Pour ce qui est de la pension, effectivement, il y a eu un compte budgétaire, maintenu jusqu’a l’indépendance de l’Algérie
au profit de ses descendants. L’information est facilement vérifiable aux archives du Quai d’Orsay : il paraît cependant que cette somme n’avait pas été réévaluée. Pourtant, cette question de pension n’a jamais été étudiée en France, ni en Algérie. On a l’impression qu’elle dérange, parce que c’est effectivement un peu gênant que Abdel Kader et sa descendance soient des pensionnés de la France. J’espère que la polémique actuelle permettra de déboucher sur des recherches sereines sur ces questions, afin de remettre les choses à leur place et en leur temps. 

 

Vous parlez de l’émir avec une réelle admiration. En France, plusieurs rues portent désormais son nom : à Paris, Lyon, Toulon… On le croirait davantage français qu’algérien. D’où ma dernière question : avait-il vraiment la légitimité pour être bombardé “père fondateur de l’Algérie moderne” ?

 

Je pense qu’une personnalité de cette importance aurait mérité, aujourd’hui, le prix Nobel.
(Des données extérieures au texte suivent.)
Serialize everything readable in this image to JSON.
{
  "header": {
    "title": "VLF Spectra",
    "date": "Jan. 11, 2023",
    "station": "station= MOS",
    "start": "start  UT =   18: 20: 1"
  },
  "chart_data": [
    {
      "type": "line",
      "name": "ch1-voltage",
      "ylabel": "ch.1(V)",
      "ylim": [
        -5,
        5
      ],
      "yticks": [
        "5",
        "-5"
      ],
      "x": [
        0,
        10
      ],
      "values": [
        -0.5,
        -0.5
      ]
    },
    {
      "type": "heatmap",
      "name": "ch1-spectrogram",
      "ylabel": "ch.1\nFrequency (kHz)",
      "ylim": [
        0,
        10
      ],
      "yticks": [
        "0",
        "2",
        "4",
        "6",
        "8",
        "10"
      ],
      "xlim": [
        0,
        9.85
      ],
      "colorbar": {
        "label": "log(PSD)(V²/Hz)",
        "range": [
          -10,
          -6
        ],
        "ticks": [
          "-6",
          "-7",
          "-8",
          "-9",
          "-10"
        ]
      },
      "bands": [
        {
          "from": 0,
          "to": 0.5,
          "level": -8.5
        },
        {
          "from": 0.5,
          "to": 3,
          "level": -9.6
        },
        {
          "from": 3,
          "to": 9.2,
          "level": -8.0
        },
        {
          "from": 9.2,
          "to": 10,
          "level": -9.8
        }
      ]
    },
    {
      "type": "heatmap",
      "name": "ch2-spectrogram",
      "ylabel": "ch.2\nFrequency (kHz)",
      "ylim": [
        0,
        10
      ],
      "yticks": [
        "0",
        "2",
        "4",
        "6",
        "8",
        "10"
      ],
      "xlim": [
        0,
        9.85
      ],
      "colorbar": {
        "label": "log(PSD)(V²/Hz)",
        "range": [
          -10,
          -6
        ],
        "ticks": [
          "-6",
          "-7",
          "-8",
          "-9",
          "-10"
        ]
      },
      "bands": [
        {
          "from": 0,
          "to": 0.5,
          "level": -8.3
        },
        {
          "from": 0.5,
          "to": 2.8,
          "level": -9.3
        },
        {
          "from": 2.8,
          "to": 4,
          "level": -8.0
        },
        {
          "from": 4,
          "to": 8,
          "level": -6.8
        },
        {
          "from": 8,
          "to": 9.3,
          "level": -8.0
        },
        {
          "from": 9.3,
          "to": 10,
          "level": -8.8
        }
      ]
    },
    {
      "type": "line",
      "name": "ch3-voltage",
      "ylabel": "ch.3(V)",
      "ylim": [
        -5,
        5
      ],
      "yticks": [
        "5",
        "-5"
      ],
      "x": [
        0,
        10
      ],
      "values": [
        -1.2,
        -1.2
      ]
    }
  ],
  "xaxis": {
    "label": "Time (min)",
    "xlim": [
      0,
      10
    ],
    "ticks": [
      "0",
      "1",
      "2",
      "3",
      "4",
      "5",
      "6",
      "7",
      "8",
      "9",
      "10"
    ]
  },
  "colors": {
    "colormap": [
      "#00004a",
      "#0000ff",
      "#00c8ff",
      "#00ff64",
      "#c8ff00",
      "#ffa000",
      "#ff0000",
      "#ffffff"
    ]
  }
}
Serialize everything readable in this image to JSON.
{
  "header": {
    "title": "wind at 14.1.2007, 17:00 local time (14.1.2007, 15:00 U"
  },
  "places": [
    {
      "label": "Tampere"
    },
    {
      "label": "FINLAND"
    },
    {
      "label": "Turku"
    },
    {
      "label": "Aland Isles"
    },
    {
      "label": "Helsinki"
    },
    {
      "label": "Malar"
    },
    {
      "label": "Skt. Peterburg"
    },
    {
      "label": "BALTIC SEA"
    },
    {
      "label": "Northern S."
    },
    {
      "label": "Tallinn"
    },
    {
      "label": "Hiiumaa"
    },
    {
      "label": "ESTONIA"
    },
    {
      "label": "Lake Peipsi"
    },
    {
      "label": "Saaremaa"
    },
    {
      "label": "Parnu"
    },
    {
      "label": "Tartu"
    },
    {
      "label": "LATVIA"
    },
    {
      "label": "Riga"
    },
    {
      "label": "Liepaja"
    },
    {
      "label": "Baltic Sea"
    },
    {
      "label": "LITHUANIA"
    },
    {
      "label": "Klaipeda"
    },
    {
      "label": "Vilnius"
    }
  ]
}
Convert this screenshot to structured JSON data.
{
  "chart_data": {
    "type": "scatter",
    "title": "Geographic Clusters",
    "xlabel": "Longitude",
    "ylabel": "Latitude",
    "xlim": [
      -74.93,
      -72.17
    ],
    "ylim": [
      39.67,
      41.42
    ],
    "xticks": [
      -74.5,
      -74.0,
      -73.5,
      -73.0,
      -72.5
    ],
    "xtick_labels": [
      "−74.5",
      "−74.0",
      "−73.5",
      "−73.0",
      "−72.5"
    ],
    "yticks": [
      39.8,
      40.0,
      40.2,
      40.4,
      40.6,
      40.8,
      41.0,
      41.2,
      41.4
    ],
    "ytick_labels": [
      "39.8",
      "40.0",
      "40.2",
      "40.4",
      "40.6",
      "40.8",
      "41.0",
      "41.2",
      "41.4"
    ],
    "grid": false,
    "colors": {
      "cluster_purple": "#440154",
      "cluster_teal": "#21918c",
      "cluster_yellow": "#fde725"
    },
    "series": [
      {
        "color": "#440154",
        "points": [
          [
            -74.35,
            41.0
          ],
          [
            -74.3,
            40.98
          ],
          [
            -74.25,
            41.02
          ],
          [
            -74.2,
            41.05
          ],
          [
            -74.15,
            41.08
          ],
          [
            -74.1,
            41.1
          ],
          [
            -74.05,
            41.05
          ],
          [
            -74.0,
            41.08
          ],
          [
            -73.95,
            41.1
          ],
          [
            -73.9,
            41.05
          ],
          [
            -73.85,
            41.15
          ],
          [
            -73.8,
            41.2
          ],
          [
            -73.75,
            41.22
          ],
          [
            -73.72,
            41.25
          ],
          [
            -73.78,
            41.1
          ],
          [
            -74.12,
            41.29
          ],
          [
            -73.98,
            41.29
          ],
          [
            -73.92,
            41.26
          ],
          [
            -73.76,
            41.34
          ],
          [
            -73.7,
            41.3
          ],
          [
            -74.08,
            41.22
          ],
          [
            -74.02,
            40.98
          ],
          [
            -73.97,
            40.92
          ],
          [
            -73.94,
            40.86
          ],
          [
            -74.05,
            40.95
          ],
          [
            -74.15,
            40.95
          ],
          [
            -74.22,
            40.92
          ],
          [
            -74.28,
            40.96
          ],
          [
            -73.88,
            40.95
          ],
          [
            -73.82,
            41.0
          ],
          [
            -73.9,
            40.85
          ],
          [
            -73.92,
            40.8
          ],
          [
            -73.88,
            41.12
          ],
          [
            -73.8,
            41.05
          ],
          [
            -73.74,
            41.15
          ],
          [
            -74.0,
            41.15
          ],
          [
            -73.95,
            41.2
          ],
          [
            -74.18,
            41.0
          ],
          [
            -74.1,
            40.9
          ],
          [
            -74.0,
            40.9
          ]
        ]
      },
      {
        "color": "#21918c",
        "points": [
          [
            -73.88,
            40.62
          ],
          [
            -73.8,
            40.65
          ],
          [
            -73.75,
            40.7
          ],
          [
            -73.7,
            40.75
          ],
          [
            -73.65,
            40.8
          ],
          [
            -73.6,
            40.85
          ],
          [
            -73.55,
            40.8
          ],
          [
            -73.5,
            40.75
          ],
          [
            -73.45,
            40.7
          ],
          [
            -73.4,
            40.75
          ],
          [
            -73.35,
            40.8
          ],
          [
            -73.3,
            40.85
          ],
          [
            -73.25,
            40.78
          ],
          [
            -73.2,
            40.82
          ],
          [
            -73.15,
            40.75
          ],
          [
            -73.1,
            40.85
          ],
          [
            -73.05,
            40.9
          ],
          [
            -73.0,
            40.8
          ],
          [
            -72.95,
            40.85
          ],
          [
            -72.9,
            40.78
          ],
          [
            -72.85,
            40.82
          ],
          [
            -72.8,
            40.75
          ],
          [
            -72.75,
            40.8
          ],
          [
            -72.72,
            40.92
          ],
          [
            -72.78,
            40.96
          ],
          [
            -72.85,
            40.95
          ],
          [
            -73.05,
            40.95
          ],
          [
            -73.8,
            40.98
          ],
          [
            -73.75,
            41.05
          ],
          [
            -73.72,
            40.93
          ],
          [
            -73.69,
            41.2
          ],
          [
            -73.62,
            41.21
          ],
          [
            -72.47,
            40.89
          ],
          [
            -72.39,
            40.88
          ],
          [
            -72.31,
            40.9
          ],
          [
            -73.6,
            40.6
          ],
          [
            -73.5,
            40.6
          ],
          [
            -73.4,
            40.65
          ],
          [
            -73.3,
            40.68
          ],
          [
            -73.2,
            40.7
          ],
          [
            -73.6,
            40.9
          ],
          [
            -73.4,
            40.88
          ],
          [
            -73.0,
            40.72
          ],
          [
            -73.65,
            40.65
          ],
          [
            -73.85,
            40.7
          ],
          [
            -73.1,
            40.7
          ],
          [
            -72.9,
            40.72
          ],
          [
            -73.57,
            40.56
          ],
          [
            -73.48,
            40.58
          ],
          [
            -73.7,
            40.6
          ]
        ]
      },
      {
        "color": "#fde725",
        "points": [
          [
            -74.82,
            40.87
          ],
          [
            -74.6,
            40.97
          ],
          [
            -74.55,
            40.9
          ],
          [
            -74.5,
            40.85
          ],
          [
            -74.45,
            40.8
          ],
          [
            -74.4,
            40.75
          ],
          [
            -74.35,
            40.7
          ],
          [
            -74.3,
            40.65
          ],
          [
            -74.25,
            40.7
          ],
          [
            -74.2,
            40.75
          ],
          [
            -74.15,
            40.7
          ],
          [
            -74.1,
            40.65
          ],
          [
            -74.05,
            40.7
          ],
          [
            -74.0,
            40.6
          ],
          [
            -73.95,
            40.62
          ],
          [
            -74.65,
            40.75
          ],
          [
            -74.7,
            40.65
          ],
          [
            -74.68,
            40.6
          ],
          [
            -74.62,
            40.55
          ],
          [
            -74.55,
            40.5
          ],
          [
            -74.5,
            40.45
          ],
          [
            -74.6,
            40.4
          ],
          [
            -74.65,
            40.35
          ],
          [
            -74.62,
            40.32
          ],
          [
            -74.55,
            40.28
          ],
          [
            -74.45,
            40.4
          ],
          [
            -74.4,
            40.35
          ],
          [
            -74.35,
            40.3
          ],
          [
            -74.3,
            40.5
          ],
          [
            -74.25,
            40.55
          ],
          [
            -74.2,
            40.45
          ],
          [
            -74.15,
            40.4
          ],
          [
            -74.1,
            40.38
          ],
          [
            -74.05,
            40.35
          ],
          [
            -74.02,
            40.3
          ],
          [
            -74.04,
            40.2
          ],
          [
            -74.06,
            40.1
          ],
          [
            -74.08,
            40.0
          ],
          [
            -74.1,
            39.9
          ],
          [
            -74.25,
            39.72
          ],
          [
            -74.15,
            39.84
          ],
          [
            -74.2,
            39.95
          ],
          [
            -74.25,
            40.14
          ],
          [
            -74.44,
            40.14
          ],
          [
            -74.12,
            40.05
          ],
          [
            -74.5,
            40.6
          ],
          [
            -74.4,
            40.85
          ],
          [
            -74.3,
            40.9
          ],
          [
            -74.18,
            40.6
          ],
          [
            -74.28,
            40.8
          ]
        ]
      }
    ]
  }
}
C’était un « homme des deux rives ». Coté algérien, il a été sanctifié comme “héros national”, en laissant de coté des choses qui étaient un peu gênantes, comme le fait qu’il avait des décorations françaises. Mais c’est d’abord comme héros français que son nom est inscrit dans l’histoire.


En France, on a pris
Vercingétorix (grâce à César et à la Guerre des Gaules), Clovis ou Jeanne d’Arc, pour en faire des symboles de notre grand récit historique. En Algérie, on a voulu faire de même, mais il fallait trouver un personnage qui soit à la fois arabe et musulman. C’est sur cette base que le choix a été porté sur Abdel Kader. Les autres “ héros” ne faisaient pas l’affaire. Par exemple, le Bey de Constantinétait fonctionnaire ottoman et pas arabe. Pareil dans le cas de la Kahena, qui avait résisté en Algérienne contre l’invasion arabe. Elle avait un triple « défaut » : elle était berbère, probablement juive, et elle avait résisté à des gens qui venaient porter l’islam. C’est un peu par défaut qu’on a fait d’Abdel Kader un “héros national”, en se fixant uniquement sur sa gloire de résistant, comme si les autres périodes n’existaient pas. 


Pendant la décennie noire
(les années 1990) on en est venue à revaloriser cet aspect du personnage, pour lutter contre le FIS (Front Islamique du Salut) et son idéologie Wahhabite. A l’époque, le raisonnement des algériens était simple : il fallait réhabiliter la dimension spirituelle d’Abdel Kader, pour l’opposer à l’islam intégriste des barbus. S’en est suivie nombre de publications et de travaux sur la recherche mystique en lien avec l’héritage de l’émir. C’était une façon aussi de digérer le passé d’Abdel Kader, difficile à accepter, si on refuse la complexité du personnage et la distance historique.